In [1]:
import pandas as pd
import os
import warnings
warnings.filterwarnings("ignore")

In [2]:
train_dataset_path = "../bert_double/data/tos_clauses_train.csv"
test_dataset_path = "../bert_double/data/tos_clauses_dev.csv"

In [3]:
train_df = pd.read_csv(train_dataset_path, header=0)
test_df = pd.read_csv(test_dataset_path, header=0)

In [4]:
train_df.head()

Unnamed: 0,label,sentences
0,0,content license and intellectual property rights
1,0,reactivated skype credit is not refundable .
2,1,spotify may change the price for the paid subs...
3,0,the term of your licenses under this eula shal...
4,0,the arbitrator may award declaratory or injunc...


In [5]:
import contractions
import unicodedata
def to_lower(data: pd.Series):
    return data.str.lower()

def remove_accented_characters(data: pd.Series):
    return data.apply(lambda x: unicodedata.normalize("NFKD", x).encode("ascii", "ignore").decode("utf-8", "ignore"))

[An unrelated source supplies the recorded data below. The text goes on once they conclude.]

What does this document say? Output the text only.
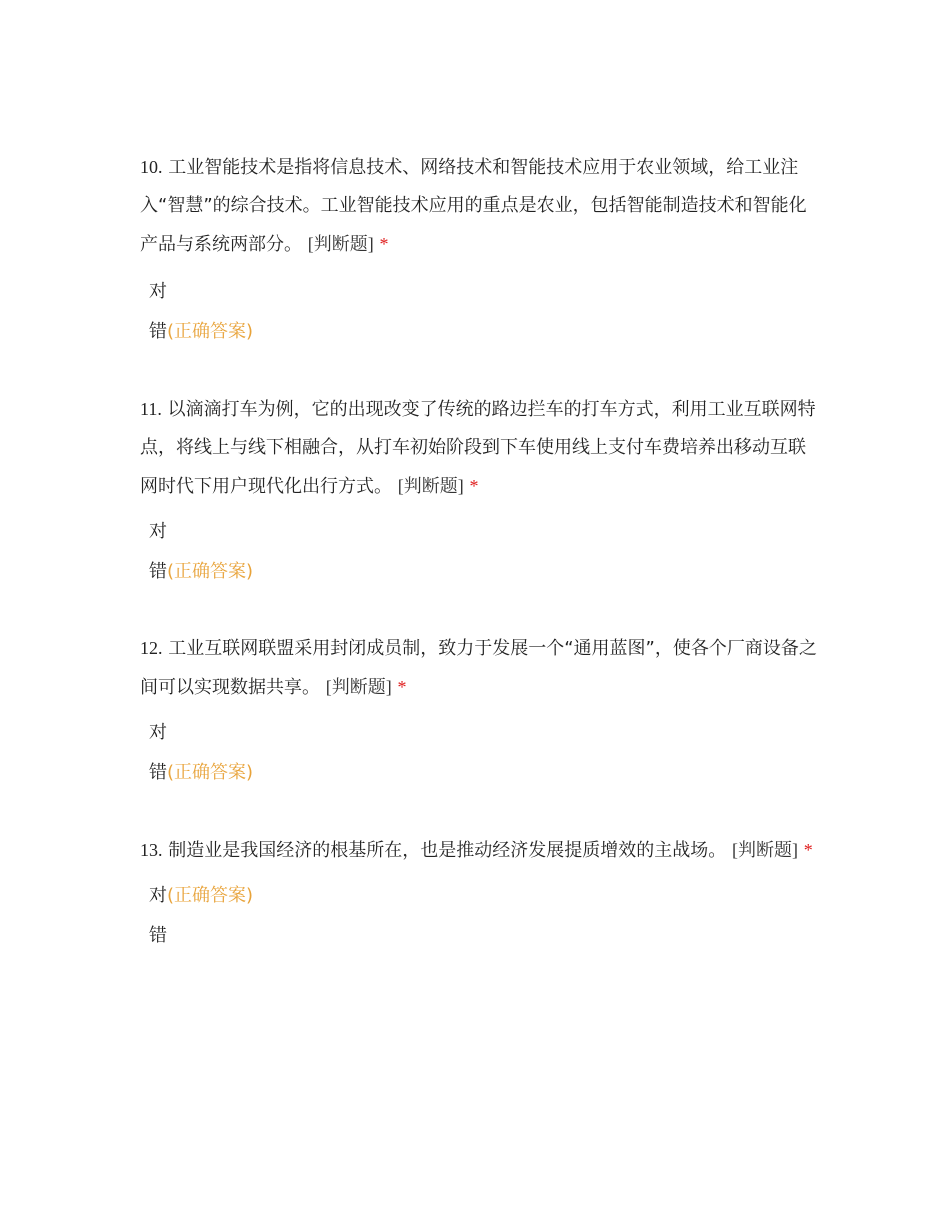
10. 工业智能技术是指将信息技术、网络技术和智能技术应用于农业领域，给工业注入“智慧”的综合技术。工业智能技术应用的重点是农业，包括智能制造技术和智能化产品与系统两部分。 [判断题] *

对
错(正确答案)

11. 以滴滴打车为例，它的出现改变了传统的路边拦车的打车方式，利用工业互联网特点，将线上与线下相融合，从打车初始阶段到下车使用线上支付车费培养出移动互联网时代下用户现代化出行方式。 [判断题] *

对
错(正确答案)

12. 工业互联网联盟采用封闭成员制，致力于发展一个“通用蓝图”，使各个厂商设备之间可以实现数据共享。 [判断题] *

对
错(正确答案)

13. 制造业是我国经济的根基所在，也是推动经济发展提质增效的主战场。 [判断题] *

对(正确答案)
错
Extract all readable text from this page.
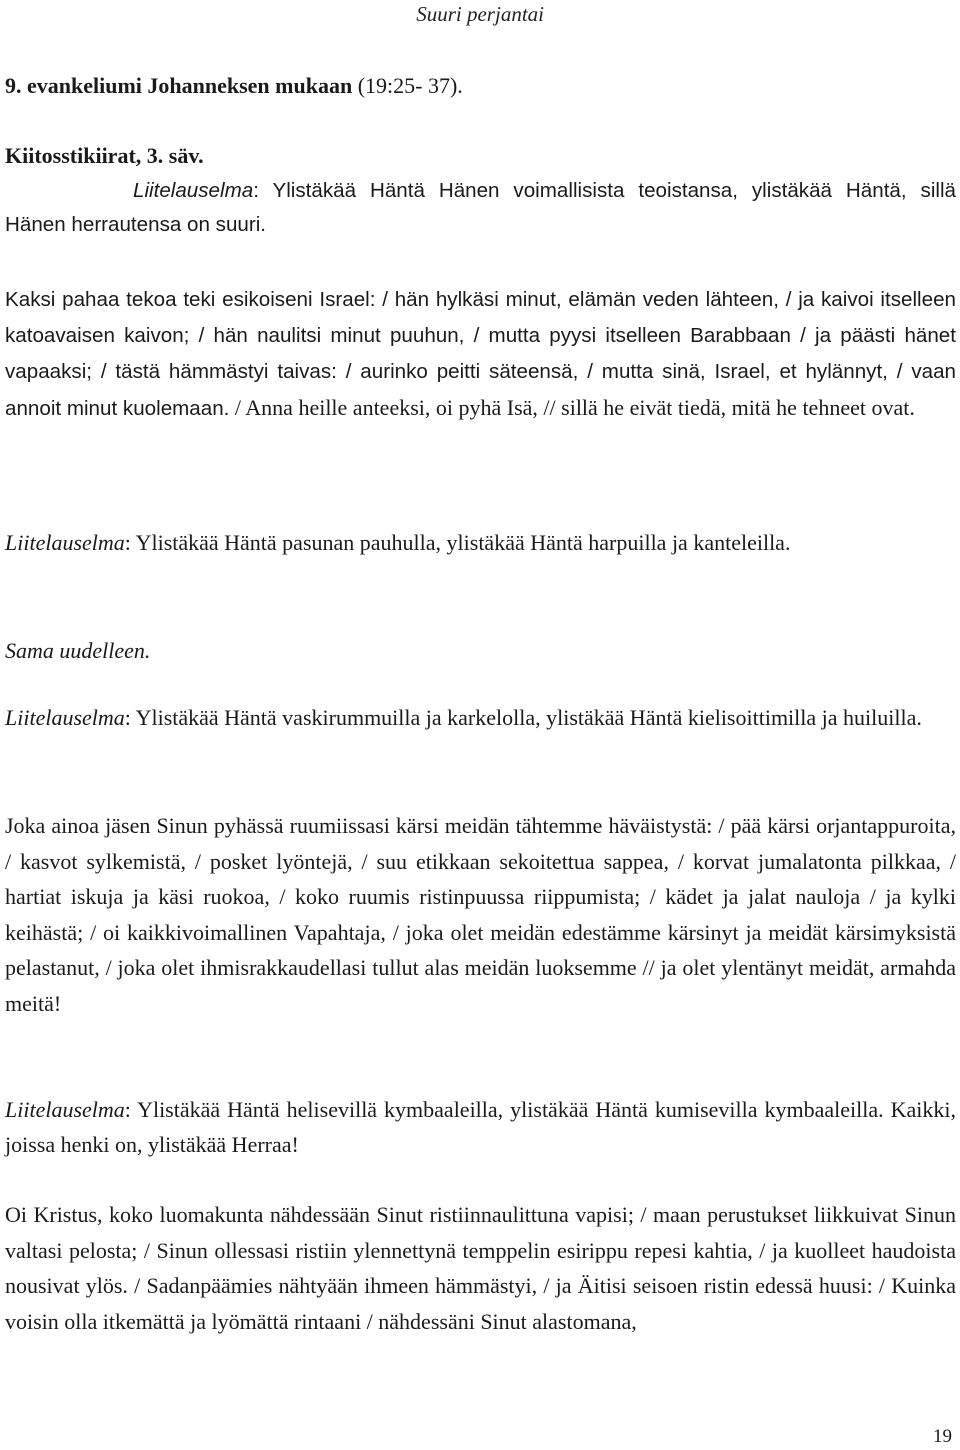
Suuri perjantai
9. evankeliumi Johanneksen mukaan (19:25- 37).
Kiitosstikiirat, 3. säv.
Liitelauselma: Ylistäkää Häntä Hänen voimallisista teoistansa, ylistäkää Häntä, sillä Hänen herrautensa on suuri.
Kaksi pahaa tekoa teki esikoiseni Israel: / hän hylkäsi minut, elämän veden lähteen, / ja kaivoi itselleen katoavaisen kaivon; / hän naulitsi minut puuhun, / mutta pyysi itselleen Barabbaan / ja päästi hänet vapaaksi; / tästä hämmästyi taivas: / aurinko peitti säteensä, / mutta sinä, Israel, et hylännyt, / vaan annoit minut kuolemaan. / Anna heille anteeksi, oi pyhä Isä, // sillä he eivät tiedä, mitä he tehneet ovat.
Liitelauselma: Ylistäkää Häntä pasunan pauhulla, ylistäkää Häntä harpuilla ja kanteleilla.
Sama uudelleen.
Liitelauselma: Ylistäkää Häntä vaskirummuilla ja karkelolla, ylistäkää Häntä kielisoittimilla ja huiluilla.
Joka ainoa jäsen Sinun pyhässä ruumiissasi kärsi meidän tähtemme häväistystä: / pää kärsi orjantappuroita, / kasvot sylkemistä, / posket lyöntejä, / suu etikkaan sekoitettua sappea, / korvat jumalatonta pilkkaa, / hartiat iskuja ja käsi ruokoa, / koko ruumis ristinpuussa riippumista; / kädet ja jalat nauloja / ja kylki keihästä; / oi kaikkivoimallinen Vapahtaja, / joka olet meidän edestämme kärsinyt ja meidät kärsimyksistä pelastanut, / joka olet ihmisrakkaudellasi tullut alas meidän luoksemme // ja olet ylentänyt meidät, armahda meitä!
Liitelauselma: Ylistäkää Häntä helisevillä kymbaaleilla, ylistäkää Häntä kumisevilla kymbaaleilla. Kaikki, joissa henki on, ylistäkää Herraa!
Oi Kristus, koko luomakunta nähdessään Sinut ristiinnaulittuna vapisi; / maan perustukset liikkuivat Sinun valtasi pelosta; / Sinun ollessasi ristiin ylennettynä temppelin esirippu repesi kahtia, / ja kuolleet haudoista nousivat ylös. / Sadanpäämies nähtyään ihmeen hämmästyi, / ja Äitisi seisoen ristin edessä huusi: / Kuinka voisin olla itkemättä ja lyömättä rintaani / nähdessäni Sinut alastomana,
19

def remove_html_encodings(data: pd.Series):
    return data.str.replace(r"\d+;", " ", regex=True)

def remove_html_tags(data: pd.Series):
    return data.str.replace(r"<[a-zA-Z]+\s?/?>", " ", regex=True)

def remove_url(data: pd.Series):
    return data.str.replace(r"https?://([\w\-\._]+){2,}/[\w\-\.\-/=\+_\?]+", " ", regex=True)

def remove_html_and_url(data: pd.Series):
    data.str.replace(r"\d+;", " ", regex=True)
    data.str.replace(r"<[a-zA-Z]+\s?/?>", " ", regex=True)
    data.str.replace(r"https?://([\w\-\._]+){2,}/[\w\-\.\-/=\+_\?]+", " ", regex=True)
    return data

def remove_extra_spaces(data: pd.Series):
    return data.str.replace(r"^\s*|\s\s*", " ", regex=True)
                     
def remove_non_alpha_characters(data: pd.Series):
    return data.str.replace(r"_+|\\|[^a-zA-Z0-9\s]", " ", regex=True)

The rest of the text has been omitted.